Under 500ms for a fresh microVM created from a cached snapshot, and under 100ms to resume a suspended VM. For evals this means the boot cost is rounding error compared to the agent run itself.

Q: How do I compare two model versions on the same eval?

Pin the baseline VmSpec (or its resulting snapshot id). Pin the dataset. Run the suite twice, once with model A and once with model B, and store both result sets keyed by (snapshot, dataset, model). Because the VMs boot from the same cached snapshot, any score delta is attributable to the model. Diffing trajectories per task is the second step and usually the more interesting one.

Q: How do secrets work inside eval VMs?

Inject them at create time, not at snapshot time. Snapshots should be free of credentials. When you create a VM for an eval, pass the secrets it needs through additionalFiles or environment variables in your exec command, scope them to the smallest surface possible, and let the VM expire under idleTimeoutSeconds or a direct vm.kill(). Because each eval gets a fresh VM, a leaked secret in one task cannot persist into the next.

Q: How is this different from running evals locally?

Local evals are fine until you need parallelism or reproducibility. A laptop runs one task at a time, in an environment that is unique to that laptop. Sandboxed evals on Freestyle VMs run thousands at a time, in environments that are identical across runs. The scores from the laptop are anecdotes. The scores from the VM suite are data.

Q: How does this compare to Modal?

Modal is a strong serverless runtime built around Python functions. It is great for ML inference and for batch workloads that fit a function-call shape. Freestyle VMs are full Linux machines with root, systemd, SSH, and real networking. For evals where the agent needs to install packages, edit a real filesystem, run long-lived services, or behave like a developer, the full VM is the more honest substrate. For evals that are just "call this function with this payload," either platform works.

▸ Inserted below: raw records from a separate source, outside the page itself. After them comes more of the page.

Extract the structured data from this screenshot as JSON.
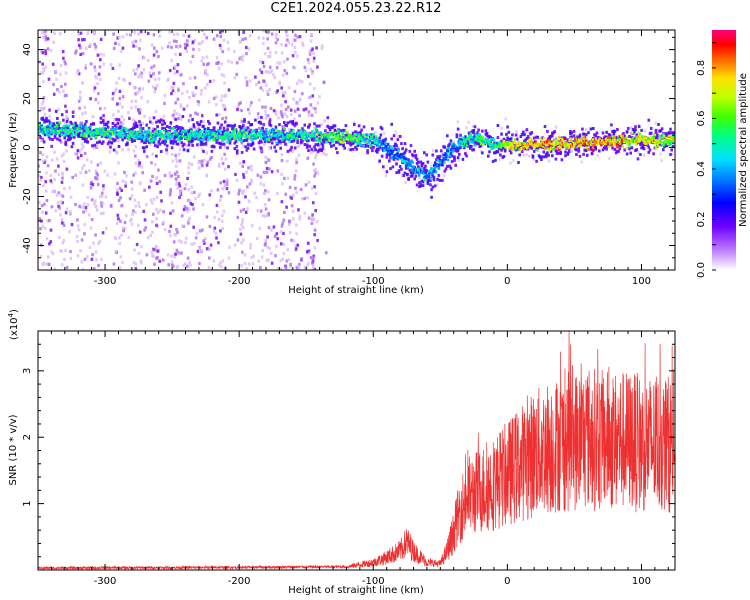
{
  "title": "C2E1.2024.055.23.22.R12",
  "colors": {
    "series": "#ee3030",
    "spectrum_low": "#8a2be2",
    "spectrum_mid": "#00dcff",
    "spectrum_high": "#ff0000"
  },
  "chart_data": [
    {
      "type": "heatmap",
      "title": "",
      "xlabel": "Height of straight line (km)",
      "ylabel": "Frequency (Hz)",
      "xlim": [
        -350,
        125
      ],
      "ylim": [
        -50,
        48
      ],
      "xticks": [
        "-300",
        "-200",
        "-100",
        "0",
        "100"
      ],
      "xtick_values": [
        -300,
        -200,
        -100,
        0,
        100
      ],
      "yticks": [
        "-40",
        "-20",
        "0",
        "20",
        "40"
      ],
      "ytick_values": [
        -40,
        -20,
        0,
        20,
        40
      ],
      "colorbar": {
        "label": "Normalized spectral amplitude",
        "ticks": [
          "0.0",
          "0.2",
          "0.4",
          "0.6",
          "0.8"
        ],
        "tick_values": [
          0.0,
          0.2,
          0.4,
          0.6,
          0.8
        ],
        "range": [
          0,
          0.95
        ]
      },
      "ridge": {
        "x": [
          -350,
          -300,
          -250,
          -200,
          -150,
          -120,
          -100,
          -90,
          -80,
          -70,
          -60,
          -50,
          -40,
          -30,
          -20,
          -10,
          0,
          25,
          50,
          75,
          100,
          125
        ],
        "y": [
          8,
          6,
          5,
          5,
          5,
          4,
          3,
          0,
          -4,
          -8,
          -12,
          -6,
          0,
          3,
          4,
          1,
          1,
          1.5,
          2,
          2,
          3,
          3
        ],
        "amplitude": [
          0.45,
          0.5,
          0.45,
          0.5,
          0.45,
          0.6,
          0.45,
          0.35,
          0.35,
          0.4,
          0.35,
          0.35,
          0.4,
          0.45,
          0.55,
          0.5,
          0.7,
          0.75,
          0.8,
          0.75,
          0.7,
          0.65
        ]
      },
      "noise_region_xlim": [
        -350,
        -135
      ]
    },
    {
      "type": "line",
      "title": "",
      "xlabel": "Height of straight line (km)",
      "ylabel": "SNR (10 * v/v)",
      "y_multiplier": "(x10",
      "y_multiplier_exponent": "4",
      "y_multiplier_close": ")",
      "xlim": [
        -350,
        125
      ],
      "ylim": [
        0,
        3.6
      ],
      "xticks": [
        "-300",
        "-200",
        "-100",
        "0",
        "100"
      ],
      "xtick_values": [
        -300,
        -200,
        -100,
        0,
        100
      ],
      "yticks": [
        "1",
        "2",
        "3"
      ],
      "ytick_values": [
        1,
        2,
        3
      ],
      "series": [
        {
          "envelope_x": [
            -350,
            -200,
            -120,
            -100,
            -90,
            -80,
            -75,
            -70,
            -60,
            -50,
            -45,
            -40,
            -35,
            -30,
            -20,
            -10,
            0,
            10,
            20,
            30,
            40,
            50,
            60,
            70,
            80,
            90,
            100,
            110,
            125
          ],
          "envelope_y": [
            0.03,
            0.04,
            0.05,
            0.12,
            0.2,
            0.3,
            0.45,
            0.3,
            0.12,
            0.1,
            0.3,
            0.6,
            0.9,
            1.1,
            1.2,
            1.3,
            1.45,
            1.6,
            1.75,
            1.85,
            1.9,
            1.95,
            2.0,
            1.95,
            1.95,
            1.95,
            1.9,
            1.9,
            1.9
          ],
          "peak_y": 3.6,
          "peak_x": 46
        }
      ]
    }
  ]
}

Q: Can I keep the VM around after a failure for debugging?

Yes, that is what vm.snapshot() is for. Catch the failure in your harness, snapshot the VM as-is (memory, disk, and CPU state), then vm.kill() it. The snapshotId is replayable later through freestyle.vms.create({ snapshot: snapshotId }), so you can step into the failed environment hours or days after the suite ran without re-executing the whole eval. Tighter integration with Freestyle Runs and Freestyle Git covers the trace-and-diff side of the workflow.

If you are designing an LLM eval harness today, the right default is one ephemeral microVM per test case, a pinned snapshot, captured trajectories, and a CI hook. Freestyle VMs give you that shape directly, and the rest of the eval is just the dataset and the grader.